Another notable aspect of the current study is the analysis of both chronic and acute/subacute TMD. Our results showed that people with chronic TMD are more susceptible to COVID-19 related distress than those with acute/subacute symptoms. These data contribute to the understanding of the complex interaction between stress, psychological status and chronic pain in people with TMD.

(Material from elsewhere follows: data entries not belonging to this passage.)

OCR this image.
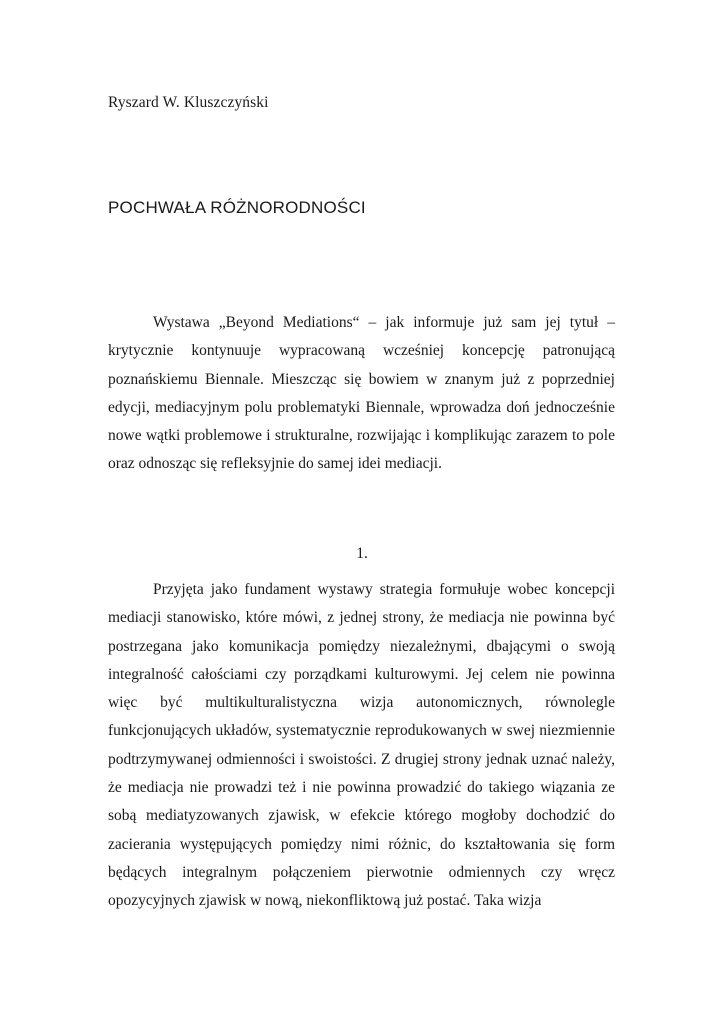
Ryszard W. Kluszczyński
POCHWAŁA RÓŻNORODNOŚCI

Wystawa „Beyond Mediations“ – jak informuje już sam jej tytuł – krytycznie kontynuuje wypracowaną wcześniej koncepcję patronującą poznańskiemu Biennale. Mieszcząc się bowiem w znanym już z poprzedniej edycji, mediacyjnym polu problematyki Biennale, wprowadza doń jednocześnie nowe wątki problemowe i strukturalne, rozwijając i komplikując zarazem to pole oraz odnosząc się refleksyjnie do samej idei mediacji.

1.

Przyjęta jako fundament wystawy strategia formułuje wobec koncepcji mediacji stanowisko, które mówi, z jednej strony, że mediacja nie powinna być postrzegana jako komunikacja pomiędzy niezależnymi, dbającymi o swoją integralność całościami czy porządkami kulturowymi. Jej celem nie powinna więc być multikulturalistyczna wizja autonomicznych, równolegle funkcjonujących układów, systematycznie reprodukowanych w swej niezmiennie podtrzymywanej odmienności i swoistości. Z drugiej strony jednak uznać należy, że mediacja nie prowadzi też i nie powinna prowadzić do takiego wiązania ze sobą mediatyzowanych zjawisk, w efekcie którego mogłoby dochodzić do zacierania występujących pomiędzy nimi różnic, do kształtowania się form będących integralnym połączeniem pierwotnie odmiennych czy wręcz opozycyjnych zjawisk w nową, niekonfliktową już postać. Taka wizja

This study is the first prospective study describing how COVID-19 related distress affected people with TMD during lockdown in relation to their general health, oral behaviours, psychosocial features, disability and pain intensity. Our results revealed that people with chronic TMD were more susceptible to the distress caused by COVID-19 with a deterioration of their psychological status, worsening of CS and increased chronic facial pain severity. Although the generalisability of the results is limited, clinicians managing people with TMDs should consider these preliminary findings by providing greater support and care to these patients during the COVID-19 pandemic or other stressful events. The knowledge gained from this study contributes to a greater understanding of the role of psychological stress as a possible amplifier of CS, anxiety, depression, chronic pain and pain-related disability in people with TMDs.